Dengan pendekatan pendapatan, pendapatan nasional diukur dengan cara menjumlahkan seluruh pendapatan yang diperoleh masyarakat dalam satu tahun seperti sewa, upah, bunga, dan laba (Khilmia et al., 2022., Haoloan, 2010). Pengukuran ini disebut dengan produk nasional neto yang menjumlahkan hasil dari tanah dan harta yang menghasilkan sewa, tenaga kerja yang mendapatkan gaji dan upah, modal yang memperoleh bunga, dan keahlian usahawan menghasilkan keuntungan (Sukirno, 2010).

Pada pendekatan ini, perekonomian digolongkan menjadi empat sektor yaitu rumah tangga, bisnis atau perusahaan, pemerintah, dan perdagangan luar negeri (Hadi, 2018).

3. Pendekatan Pengeluaran (Expenditure Approach)

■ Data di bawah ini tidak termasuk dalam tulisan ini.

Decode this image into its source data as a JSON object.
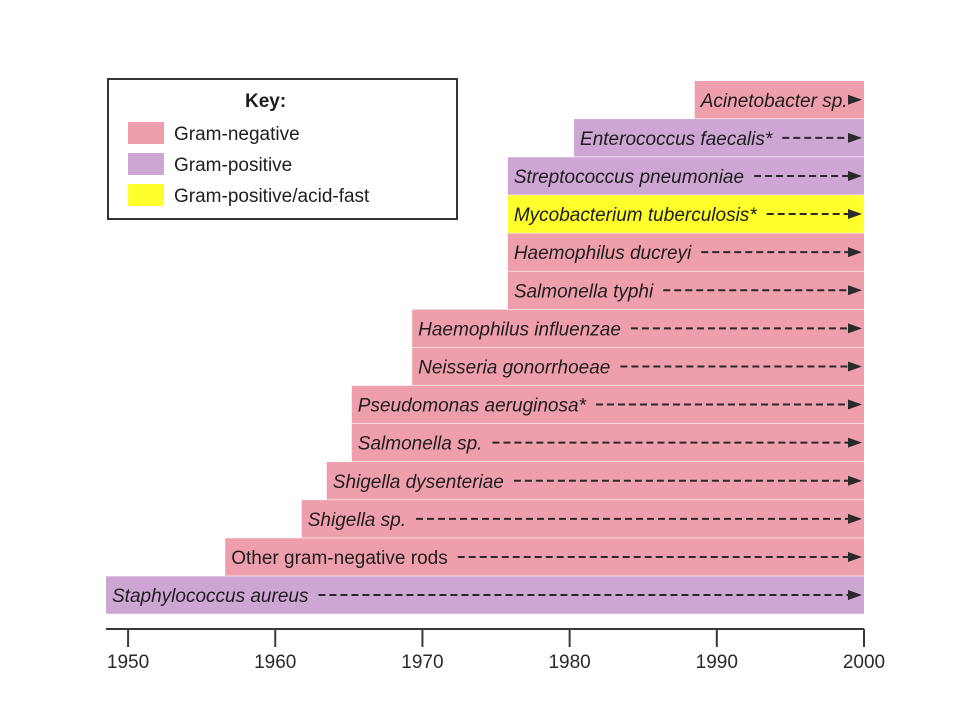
{
  "chart_data": {
    "type": "bar",
    "orientation": "horizontal",
    "xlim": [
      1948.5,
      2000
    ],
    "xticks": [
      "1950",
      "1960",
      "1970",
      "1980",
      "1990",
      "2000"
    ],
    "grid": false,
    "legend_position": "top-left",
    "legend": {
      "title": "Key:",
      "entries": [
        {
          "label": "Gram-negative",
          "color": "#ee9fab"
        },
        {
          "label": "Gram-positive",
          "color": "#cea6d3"
        },
        {
          "label": "Gram-positive/acid-fast",
          "color": "#ffff2c"
        }
      ]
    },
    "bars": [
      {
        "label": "Acinetobacter sp.",
        "start": 1988.5,
        "end": 2000,
        "group": 0
      },
      {
        "label": "Enterococcus faecalis*",
        "start": 1980.3,
        "end": 2000,
        "group": 1
      },
      {
        "label": "Streptococcus pneumoniae",
        "start": 1975.8,
        "end": 2000,
        "group": 1
      },
      {
        "label": "Mycobacterium tuberculosis*",
        "start": 1975.8,
        "end": 2000,
        "group": 2
      },
      {
        "label": "Haemophilus ducreyi",
        "start": 1975.8,
        "end": 2000,
        "group": 0
      },
      {
        "label": "Salmonella typhi",
        "start": 1975.8,
        "end": 2000,
        "group": 0
      },
      {
        "label": "Haemophilus influenzae",
        "start": 1969.3,
        "end": 2000,
        "group": 0
      },
      {
        "label": "Neisseria gonorrhoeae",
        "start": 1969.3,
        "end": 2000,
        "group": 0
      },
      {
        "label": "Pseudomonas aeruginosa*",
        "start": 1965.2,
        "end": 2000,
        "group": 0
      },
      {
        "label": "Salmonella sp.",
        "start": 1965.2,
        "end": 2000,
        "group": 0
      },
      {
        "label": "Shigella dysenteriae",
        "start": 1963.5,
        "end": 2000,
        "group": 0
      },
      {
        "label": "Shigella sp.",
        "start": 1961.8,
        "end": 2000,
        "group": 0
      },
      {
        "label": "Other gram-negative rods",
        "start": 1956.6,
        "end": 2000,
        "group": 0
      },
      {
        "label": "Staphylococcus aureus",
        "start": 1948.5,
        "end": 2000,
        "group": 1
      }
    ]
  }
}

Pendekatan pengeluaran diukur dengan cara menjumlahkan permintaan akhir dari unit- unit ekonomi yang dibuat persamaan menjadi:

Y = C + I , untuk perekonomian tertutup

Y = C + I + G, untuk perekonomian tertutup dengan peranan pemerintah Y = C + I + G + (X-M), untuk perekonomian terbuka (Huda et al., 2008)

(4)

Dimana, Y merupakan pendapatan produk nasional bruto, C merupakan konsumsi rumah tangga, I merupakan investasi dari perusahaan, G merupakan pengeluaran pemerintah, dan X-M merupakan pengeluaran ekspor dan impor.

METODE PENELITIAN

Metode penelitian yang digunakan dalam artikel ini adalah studi kepustakaan (library research) dengan pendekatan deskriptif. Dalam penelitian ini, penulis berupaya untuk menganalisis perbedaan mendasar antara pendapatan nasional konvensional dengan pendapatan nasional dari perspektif islam. Data-data dikumpulkan berasal dari buku, artikel, internet, dan sejenisnya yang dapat membantu penulis untuk menganalisis topik yang dibicarakan.

PEMBAHASAN

Pendapatan Nasional Konvensional

Pengukuran pendapatan nasional secara konvensional baik dengan pendekatan produksi, pendapatan masupun pengeluaran, akan menghasilkan angka yang dijadikan dasar dalam pengukuran kinerja berbagai sektor ekonomi suatu negara. Pendekatan yang paling umum digunakan dalam mengukur pendapatan nasional adalah pendekatan pengeluaran yang menghasilkan GNP. Pendekatan ini mengukur dengan cara menjumlahkan konsumsi rumah tangga, investasi perusahaan, pengeluaran pemerintah dan pengeluaran ekspor impor dengan persamaan:

Y = C + I + G + (X-M)

Persamaan ini merupakan sebuah identitas, maksudnya persamaan ini digunakan agar variabel-variabel makroekonomi dapat didefinisikan. Variabel konsumsi terdiri dari barang dan jasa yang dikonsumsi atau dibeli oleh rumah tangga. Seluruh bentuk konsumsi bersama-sama membentuk duapertiga dari GDP. Karena nilainya begitu besar, para ahli dengan giat mempelajari bagaimana sektor rumah tangga memutuskan berapa banyak yang harus dikonsumsi.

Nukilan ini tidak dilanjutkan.